Dalam persoalan alih status menjadi ASN dimanapun, sangat wajar jika Pemerintah menetapkan kriteria-kriteria tertentu sesuai amanat UU. Karena untuk menjadi calon pegawai negeripun memerlukan syarat-syarat tertentu termasuk melalui sejumlah test antara lain tentang kebangsaan.
“Menjadi ironi ketika di berbagai instansi negara lainnya untuk menjadi calon ASN maupun menapaki jenjang kepangkatan harus melewati berbagai seleksi termasuk TWK, namun ada segelintir pegawai KPK yang tidak lulus (kurang dari 5,4%) yang menuntut diistimewakan,” katanya.
Dalam konteks seleksi ASN memang bisa saja pelanggaran terjadi misalnya seseorang tidak diluluskan (dicurangi/diskriminasi) atau karena tidak dipenuhi hak-haknya ketika diberhentikan dari pekerjaannya (pelanggaran HAM). Tapi tentu harus dibuktikan dengan data yang valid.
Ini Tugas Pokok Komnas HAM
“Sudah waktunya polemik dan manuver politik pihak yg tidak lulus TWK ini dihentikan karena tidak produktif dan tersedia mekanisme hukum PTUN untuk memperjuangkan aspirasi mereka. Demikian pula seyogyanya lembaga-lembaga seperti Komnas HAM dan lainnya. tidak mudah terjebak untuk terseret dalam kasus yang kendati cepat populer tapi bukan merupakan bagian mandatnya dan membuang-buang waktu,” tegasnya.

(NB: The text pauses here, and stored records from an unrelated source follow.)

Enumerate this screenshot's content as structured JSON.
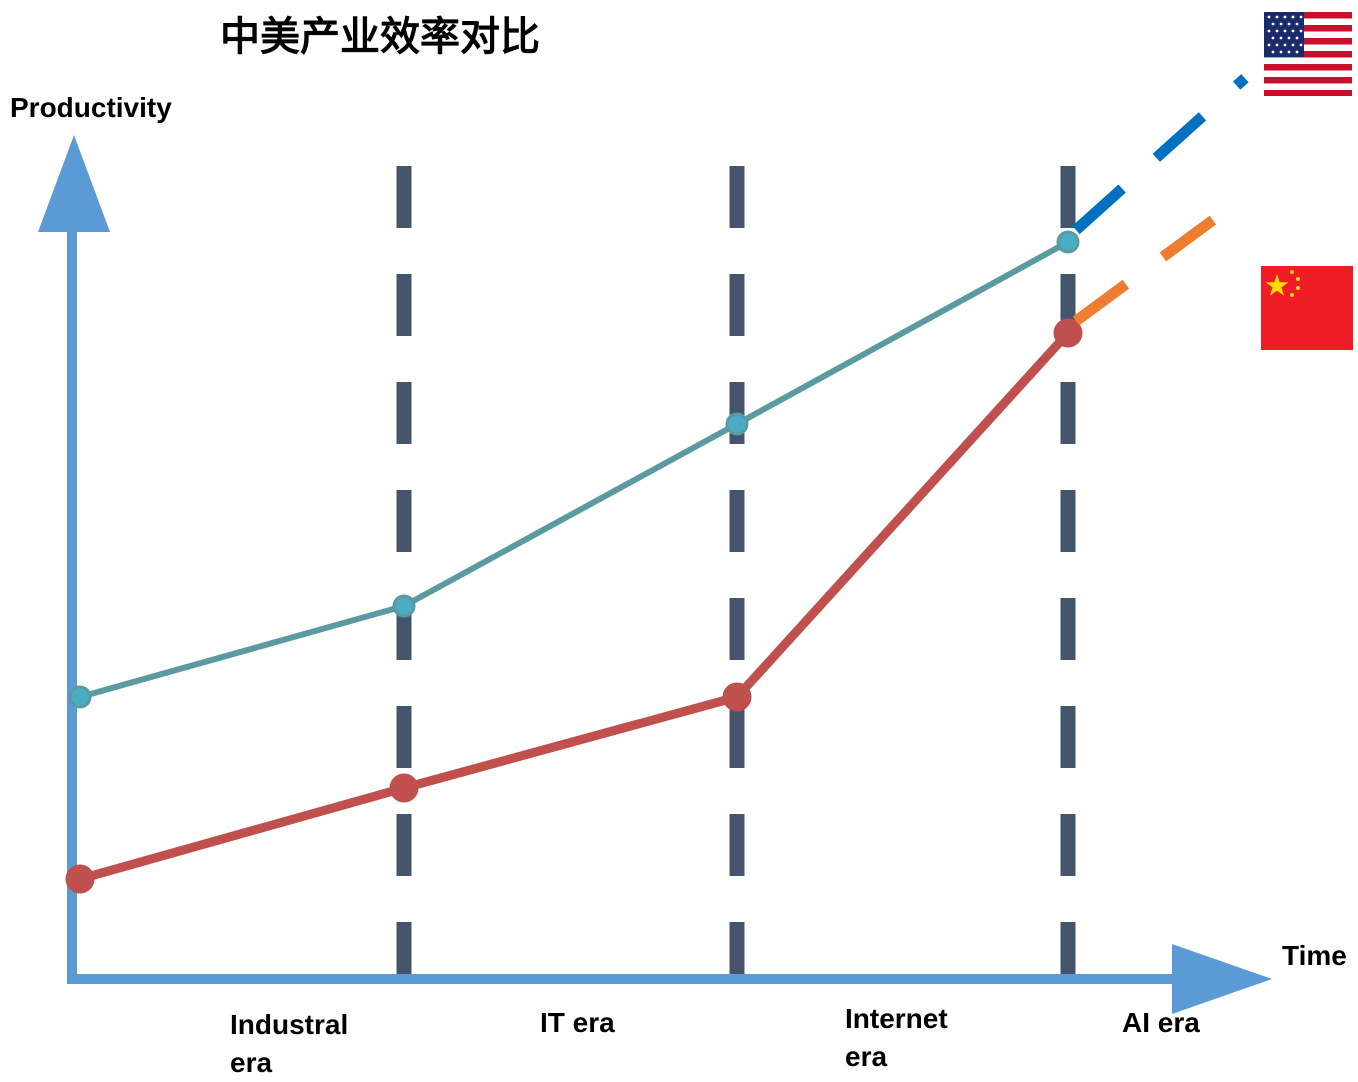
{
  "chart_data": {
    "type": "line",
    "title": "中美产业效率对比",
    "ylabel": "Productivity",
    "xlabel": "Time",
    "categories": [
      "Industral era",
      "IT era",
      "Internet era",
      "AI era"
    ],
    "x": [
      0,
      1,
      2,
      3
    ],
    "xlim": [
      0,
      3.6
    ],
    "ylim": [
      0,
      10
    ],
    "grid": false,
    "legend": "flags at right (top: USA, bottom: China)",
    "series": [
      {
        "flag": "usa-flag",
        "color": "#5b9aa0",
        "values": [
          3.0,
          4.0,
          6.0,
          8.0
        ],
        "projection": [
          8.0,
          9.8
        ],
        "projection_color": "#0070c0"
      },
      {
        "flag": "china-flag",
        "color": "#c0504d",
        "values": [
          1.0,
          2.0,
          3.0,
          7.0
        ],
        "projection": [
          7.0,
          8.5
        ],
        "projection_color": "#ed7d31"
      }
    ],
    "axis_color": "#5b9bd5",
    "divider_color": "#44546a"
  }
}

Sementara itu kepada Bergelora.com dilaporkan, Kordinator Forum Aktifis 98 Muhammad Ikhyar Velayati mencurigai motif Komnas HAM ngotot melakukan investigasi kasus tidak lulusnya 57 orang dalam Tes Wawasan Kebangsaan (TWK).
” Tugas Komnas HAM sesuai dengan UU No 26 Tahun 2000 adalah fokus menyelidiki pelanggaran HAM berat, bukan mengurusi 57 orang yang tidak lulus kerja karena gagal dalam test TWK, jangan jangan Ketua Komnas HAM ingin populer dan masuk bursa Capres 2024, soalnya isu TWK ini lagi viral di masyarakat”, sindir ikhyar, Medan, Rabu (9/6).
Ikhyar menghimbau agar Komnas HAM fokus menyelesaikan 12 kasus pelanggaran HAM berat yang hingga saat ini tidak ada progresnya.
” Komnas HAM itu punya PR dalam menyelesaikan kasus pelanggaran HAM berat terencana yang di lakukan oleh negara, sebelum pemerintahan Jokowi berkuasa, mulai dari pembantaian 1965-1966, Penembakan Misterius 1982-1985, Peristiwa Talangsari 1989, Trisakti-Semanggi I dan II 1998-1999, Kerusuhan Mei 1998, Penghilangan Orang Secara Paksa 1997-1998, Wasior 2001-2002 Wamena-2003 (Papua), Pembunuhan Dukun Santet 1998 dan Peristiwa Simpang KAA (Aceh)”, jelasnya.
Ikhyar menambahkan ” Tugas pokoknya saja tidak di kerjakan, malah mengurusi kasus yang bukan ranahnya”, tegasnya.